The aim of this course is to help students learn how to write grammatically correct and coherent, logical texts on research topics or any other topics of interest.
By the end of this course, students should be able to:
1. give descriptions of people, machinery and objects in English.
2. give explanations for observations made in experiments in English.
3. compare and contrast objects of interest in English.
4. write grammatically correct and coherent, logical paragraphs in English.
Academic writing, Expository writing
|Specialist skills||✔ Intercultural skills||✔ Communication skills||✔ Critical thinking skills||✔ Practical and/or problem-solving skills|
The flow of each class is basically as follows: (1) Introduction to each topic, (2) class or group discussion to unpack ideas and expand ideas on a specific topic, (3) session of technical vocabulary and definitions, (4) impromptu writing, and (5) homework writing assignment.

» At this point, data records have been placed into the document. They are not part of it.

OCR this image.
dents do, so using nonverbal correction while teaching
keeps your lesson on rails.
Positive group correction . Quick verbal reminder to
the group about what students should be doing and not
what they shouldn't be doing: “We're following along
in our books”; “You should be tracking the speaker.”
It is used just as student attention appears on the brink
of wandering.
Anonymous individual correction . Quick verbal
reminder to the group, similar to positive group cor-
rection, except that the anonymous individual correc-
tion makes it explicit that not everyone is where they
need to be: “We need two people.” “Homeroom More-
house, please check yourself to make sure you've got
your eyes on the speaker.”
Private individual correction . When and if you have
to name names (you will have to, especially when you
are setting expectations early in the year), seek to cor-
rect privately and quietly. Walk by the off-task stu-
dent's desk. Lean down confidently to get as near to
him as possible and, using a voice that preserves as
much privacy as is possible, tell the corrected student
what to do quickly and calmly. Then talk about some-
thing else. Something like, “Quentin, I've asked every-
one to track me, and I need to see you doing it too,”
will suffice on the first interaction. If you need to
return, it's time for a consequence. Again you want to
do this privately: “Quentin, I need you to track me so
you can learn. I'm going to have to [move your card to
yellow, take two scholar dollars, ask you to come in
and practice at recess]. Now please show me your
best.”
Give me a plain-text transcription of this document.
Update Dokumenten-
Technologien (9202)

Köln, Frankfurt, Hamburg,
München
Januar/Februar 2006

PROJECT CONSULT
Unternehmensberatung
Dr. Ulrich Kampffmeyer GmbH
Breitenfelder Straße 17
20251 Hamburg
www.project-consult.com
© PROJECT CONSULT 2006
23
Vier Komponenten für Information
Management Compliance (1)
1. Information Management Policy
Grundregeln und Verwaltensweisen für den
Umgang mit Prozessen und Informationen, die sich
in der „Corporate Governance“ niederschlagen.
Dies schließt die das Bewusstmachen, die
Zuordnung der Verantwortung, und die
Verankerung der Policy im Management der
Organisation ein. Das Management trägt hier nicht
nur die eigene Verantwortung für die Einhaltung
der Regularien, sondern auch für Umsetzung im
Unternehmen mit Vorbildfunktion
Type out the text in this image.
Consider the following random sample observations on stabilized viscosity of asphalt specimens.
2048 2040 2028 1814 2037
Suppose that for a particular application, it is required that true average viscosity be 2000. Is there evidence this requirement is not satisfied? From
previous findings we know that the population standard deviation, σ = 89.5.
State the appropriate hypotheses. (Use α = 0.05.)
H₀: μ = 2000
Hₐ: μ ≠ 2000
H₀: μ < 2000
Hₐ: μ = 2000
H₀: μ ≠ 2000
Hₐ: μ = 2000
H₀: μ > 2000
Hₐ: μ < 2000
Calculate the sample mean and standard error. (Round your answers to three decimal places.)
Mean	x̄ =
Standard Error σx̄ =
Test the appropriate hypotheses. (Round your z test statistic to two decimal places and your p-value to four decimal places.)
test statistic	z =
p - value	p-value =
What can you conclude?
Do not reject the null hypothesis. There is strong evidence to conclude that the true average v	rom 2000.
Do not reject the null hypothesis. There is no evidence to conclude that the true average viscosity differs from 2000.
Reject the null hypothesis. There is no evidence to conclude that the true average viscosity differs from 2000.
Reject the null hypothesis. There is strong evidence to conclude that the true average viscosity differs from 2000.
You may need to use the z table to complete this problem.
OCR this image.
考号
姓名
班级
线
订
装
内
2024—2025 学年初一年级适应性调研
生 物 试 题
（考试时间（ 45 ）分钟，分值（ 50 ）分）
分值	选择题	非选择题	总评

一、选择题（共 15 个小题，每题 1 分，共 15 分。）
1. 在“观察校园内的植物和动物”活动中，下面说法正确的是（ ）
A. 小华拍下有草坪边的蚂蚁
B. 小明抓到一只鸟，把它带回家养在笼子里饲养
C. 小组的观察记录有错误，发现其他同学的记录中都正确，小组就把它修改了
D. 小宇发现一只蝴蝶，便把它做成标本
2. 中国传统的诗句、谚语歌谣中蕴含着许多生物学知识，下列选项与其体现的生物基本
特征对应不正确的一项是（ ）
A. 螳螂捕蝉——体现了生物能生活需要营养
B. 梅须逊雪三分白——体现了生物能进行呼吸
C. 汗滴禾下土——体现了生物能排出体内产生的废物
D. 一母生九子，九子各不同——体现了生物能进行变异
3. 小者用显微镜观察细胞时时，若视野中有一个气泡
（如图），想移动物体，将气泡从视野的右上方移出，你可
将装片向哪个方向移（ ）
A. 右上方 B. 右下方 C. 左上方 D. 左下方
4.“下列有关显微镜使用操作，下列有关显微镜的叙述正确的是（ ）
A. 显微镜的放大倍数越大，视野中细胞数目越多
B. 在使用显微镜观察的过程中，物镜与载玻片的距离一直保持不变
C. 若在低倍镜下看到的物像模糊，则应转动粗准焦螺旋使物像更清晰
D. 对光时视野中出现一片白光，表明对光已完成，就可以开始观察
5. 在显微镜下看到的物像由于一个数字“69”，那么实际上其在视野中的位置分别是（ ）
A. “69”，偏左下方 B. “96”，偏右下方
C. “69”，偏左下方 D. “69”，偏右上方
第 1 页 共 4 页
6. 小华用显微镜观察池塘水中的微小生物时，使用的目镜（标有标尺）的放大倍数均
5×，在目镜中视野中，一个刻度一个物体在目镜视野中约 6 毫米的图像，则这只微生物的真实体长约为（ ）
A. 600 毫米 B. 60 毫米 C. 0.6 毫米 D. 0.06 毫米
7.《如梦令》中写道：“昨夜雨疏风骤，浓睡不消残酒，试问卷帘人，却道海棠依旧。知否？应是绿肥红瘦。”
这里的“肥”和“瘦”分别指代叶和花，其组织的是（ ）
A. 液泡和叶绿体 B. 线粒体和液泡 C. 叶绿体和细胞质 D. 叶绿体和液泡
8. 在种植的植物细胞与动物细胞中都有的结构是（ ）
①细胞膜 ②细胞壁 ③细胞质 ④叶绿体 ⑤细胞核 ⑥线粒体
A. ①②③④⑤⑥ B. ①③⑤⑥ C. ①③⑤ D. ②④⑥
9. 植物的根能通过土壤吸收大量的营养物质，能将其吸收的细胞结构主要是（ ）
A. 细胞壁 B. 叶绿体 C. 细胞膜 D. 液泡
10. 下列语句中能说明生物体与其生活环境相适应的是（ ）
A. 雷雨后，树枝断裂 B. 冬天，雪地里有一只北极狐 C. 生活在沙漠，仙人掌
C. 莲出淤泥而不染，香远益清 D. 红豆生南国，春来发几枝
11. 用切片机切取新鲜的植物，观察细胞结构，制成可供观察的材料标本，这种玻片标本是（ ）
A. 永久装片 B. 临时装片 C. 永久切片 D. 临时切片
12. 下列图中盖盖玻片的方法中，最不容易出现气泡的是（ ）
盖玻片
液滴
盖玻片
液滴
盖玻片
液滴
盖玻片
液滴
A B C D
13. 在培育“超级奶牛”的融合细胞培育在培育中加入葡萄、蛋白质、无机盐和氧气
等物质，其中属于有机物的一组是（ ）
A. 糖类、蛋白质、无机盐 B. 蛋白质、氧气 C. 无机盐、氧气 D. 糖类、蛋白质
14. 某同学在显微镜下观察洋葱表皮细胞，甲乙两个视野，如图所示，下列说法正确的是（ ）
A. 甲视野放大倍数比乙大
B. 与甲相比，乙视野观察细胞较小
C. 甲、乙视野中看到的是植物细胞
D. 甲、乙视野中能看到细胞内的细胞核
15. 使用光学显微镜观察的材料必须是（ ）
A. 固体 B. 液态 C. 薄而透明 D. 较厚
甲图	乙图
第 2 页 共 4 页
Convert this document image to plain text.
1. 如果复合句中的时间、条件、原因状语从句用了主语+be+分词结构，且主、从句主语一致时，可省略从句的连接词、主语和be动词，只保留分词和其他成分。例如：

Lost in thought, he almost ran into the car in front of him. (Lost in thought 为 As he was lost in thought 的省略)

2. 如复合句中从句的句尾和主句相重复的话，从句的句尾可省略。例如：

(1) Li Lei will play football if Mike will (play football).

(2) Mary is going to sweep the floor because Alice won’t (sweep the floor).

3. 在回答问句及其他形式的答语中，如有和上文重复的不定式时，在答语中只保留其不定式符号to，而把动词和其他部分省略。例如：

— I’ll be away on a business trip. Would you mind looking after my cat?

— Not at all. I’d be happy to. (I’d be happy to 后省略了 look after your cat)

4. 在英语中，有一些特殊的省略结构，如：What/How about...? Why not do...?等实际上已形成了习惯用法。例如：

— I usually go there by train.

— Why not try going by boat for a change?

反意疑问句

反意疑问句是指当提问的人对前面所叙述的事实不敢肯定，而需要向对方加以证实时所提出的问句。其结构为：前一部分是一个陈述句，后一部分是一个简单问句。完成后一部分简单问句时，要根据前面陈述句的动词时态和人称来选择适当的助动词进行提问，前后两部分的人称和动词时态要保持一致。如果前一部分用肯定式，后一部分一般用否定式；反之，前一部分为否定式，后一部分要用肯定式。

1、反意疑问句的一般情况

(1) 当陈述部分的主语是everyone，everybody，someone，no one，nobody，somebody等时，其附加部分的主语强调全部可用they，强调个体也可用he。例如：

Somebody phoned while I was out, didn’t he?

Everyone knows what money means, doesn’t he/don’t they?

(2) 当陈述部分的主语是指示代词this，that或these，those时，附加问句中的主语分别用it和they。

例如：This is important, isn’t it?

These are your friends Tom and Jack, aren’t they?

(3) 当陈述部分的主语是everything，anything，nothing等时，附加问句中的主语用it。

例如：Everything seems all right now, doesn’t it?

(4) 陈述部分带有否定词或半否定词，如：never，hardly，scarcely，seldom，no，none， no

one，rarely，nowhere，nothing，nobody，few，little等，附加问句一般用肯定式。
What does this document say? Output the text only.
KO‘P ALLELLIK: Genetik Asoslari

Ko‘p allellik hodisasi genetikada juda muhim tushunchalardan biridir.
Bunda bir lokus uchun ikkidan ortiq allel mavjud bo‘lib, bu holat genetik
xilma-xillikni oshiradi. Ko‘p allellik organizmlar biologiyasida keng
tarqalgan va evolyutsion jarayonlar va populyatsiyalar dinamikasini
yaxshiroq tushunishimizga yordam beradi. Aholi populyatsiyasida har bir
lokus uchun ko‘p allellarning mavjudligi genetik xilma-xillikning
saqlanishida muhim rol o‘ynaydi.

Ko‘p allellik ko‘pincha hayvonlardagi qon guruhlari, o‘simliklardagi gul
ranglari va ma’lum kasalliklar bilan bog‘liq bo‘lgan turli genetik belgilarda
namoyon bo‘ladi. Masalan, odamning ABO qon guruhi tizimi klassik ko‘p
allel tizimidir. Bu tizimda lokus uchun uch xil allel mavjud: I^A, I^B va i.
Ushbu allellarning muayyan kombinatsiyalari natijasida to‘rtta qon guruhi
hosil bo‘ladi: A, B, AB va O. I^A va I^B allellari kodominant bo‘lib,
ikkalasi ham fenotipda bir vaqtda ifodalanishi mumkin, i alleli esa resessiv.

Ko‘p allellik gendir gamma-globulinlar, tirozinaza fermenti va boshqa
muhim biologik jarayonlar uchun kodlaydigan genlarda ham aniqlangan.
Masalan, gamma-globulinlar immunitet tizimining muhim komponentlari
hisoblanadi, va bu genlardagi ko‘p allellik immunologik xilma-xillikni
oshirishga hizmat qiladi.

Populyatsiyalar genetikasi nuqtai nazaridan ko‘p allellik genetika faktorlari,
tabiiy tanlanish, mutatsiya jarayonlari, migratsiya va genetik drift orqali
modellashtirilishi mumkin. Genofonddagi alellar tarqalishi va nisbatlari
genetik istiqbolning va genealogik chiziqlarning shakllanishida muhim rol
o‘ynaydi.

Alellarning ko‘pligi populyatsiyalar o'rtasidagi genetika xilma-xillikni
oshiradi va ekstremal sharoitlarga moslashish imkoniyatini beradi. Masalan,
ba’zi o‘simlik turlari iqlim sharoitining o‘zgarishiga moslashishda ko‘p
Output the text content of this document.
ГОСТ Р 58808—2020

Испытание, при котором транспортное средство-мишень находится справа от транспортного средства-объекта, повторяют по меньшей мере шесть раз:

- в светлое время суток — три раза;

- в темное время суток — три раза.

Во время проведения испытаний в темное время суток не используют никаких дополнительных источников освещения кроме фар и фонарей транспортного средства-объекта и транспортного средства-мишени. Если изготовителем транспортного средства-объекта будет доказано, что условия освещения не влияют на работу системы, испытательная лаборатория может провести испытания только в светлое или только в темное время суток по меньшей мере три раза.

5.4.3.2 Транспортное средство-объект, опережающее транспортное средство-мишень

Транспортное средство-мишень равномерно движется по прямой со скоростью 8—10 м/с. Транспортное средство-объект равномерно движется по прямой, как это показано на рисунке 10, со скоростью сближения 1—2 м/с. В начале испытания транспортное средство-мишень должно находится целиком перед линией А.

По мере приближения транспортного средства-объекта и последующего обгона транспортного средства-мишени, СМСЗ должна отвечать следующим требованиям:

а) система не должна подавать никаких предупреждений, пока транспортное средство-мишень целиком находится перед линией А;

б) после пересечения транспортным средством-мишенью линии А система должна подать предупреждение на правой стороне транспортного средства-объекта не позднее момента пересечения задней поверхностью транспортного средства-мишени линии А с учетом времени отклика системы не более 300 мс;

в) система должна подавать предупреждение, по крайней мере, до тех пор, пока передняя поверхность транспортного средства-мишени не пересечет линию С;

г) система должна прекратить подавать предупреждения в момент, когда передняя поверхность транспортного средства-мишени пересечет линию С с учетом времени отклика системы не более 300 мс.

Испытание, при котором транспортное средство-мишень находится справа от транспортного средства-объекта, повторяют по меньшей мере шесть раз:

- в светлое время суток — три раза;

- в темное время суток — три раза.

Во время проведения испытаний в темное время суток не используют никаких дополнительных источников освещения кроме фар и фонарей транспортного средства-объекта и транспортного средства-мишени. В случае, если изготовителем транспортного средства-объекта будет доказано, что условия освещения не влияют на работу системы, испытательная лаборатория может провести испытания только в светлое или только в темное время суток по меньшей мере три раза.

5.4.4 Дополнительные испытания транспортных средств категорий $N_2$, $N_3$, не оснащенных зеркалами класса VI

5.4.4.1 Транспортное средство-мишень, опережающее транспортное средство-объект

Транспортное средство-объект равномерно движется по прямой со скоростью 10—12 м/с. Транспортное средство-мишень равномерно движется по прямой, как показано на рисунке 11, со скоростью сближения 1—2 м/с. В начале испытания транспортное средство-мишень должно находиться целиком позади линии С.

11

|Course schedule||Required learning|
|Class 1||Level Check/ Orientation/ Rules||Students should understand the outline and class rules for the course.|
|Class 2||Introduction to Academic Writing||Students should be able to identify differences between academic and non-academic writing.|
|Class 3||How to Write an Introduction||Students should be able to write an introduction to describe a new topic or concept.|
|Class 4||Definitions/ Vocabulary/ Word Origin||Students should be able to write simple or extended definitions for technical terms in their study field.|
|Class 5||How to Write About a Technical Process||Students should be able to write a description about a technical process.|
|Class 6||How to Write Descriptions of Devices or Machinery||Students should be able to write a description about a technical device or machinery.|
|Class 7||How to Write Instructions for a Procedure||Students should be able to write instructions for a procedure.|
|Class 8||Compare and Contrast||Students should be able to compare and contrast two objects or concepts based on characteristics.|
|Class 9||How to Prepare Visual Aids of Tabulated Data||Students should be able to prepare visual aids from tabulated data.|
|Class 10||Results and Discussion||Students should be able to write a discussion about results for a poster or paper.|
|Class 11||Abstracts and Research Poster||Students should be able to write an abstract for a research poster.|
|Class 12||Preparing a Research Poster||Students should be able to prepare a research poster based on experimental results.|
|Class 13||Poster presentations||Students should be able to present a research poster.|
|Class 14||Final class/ Short Test||Short comprehensive test based on writing exercises in the class.|
To enhance effective learning, students are encouraged to spend approximately 100 minutes preparing for class and another 100 minutes reviewing class content afterwards (including assignments) for each class.
They should do so by referring to textbooks and other course material.
Great Writing 5: From Great Essays to Research, 3rd ed. (Keith Folse & Tison Pugh), Cengage, ISBN: 978-1285194967
Specified by the instructor as necessary.
English learners at any level are welcome.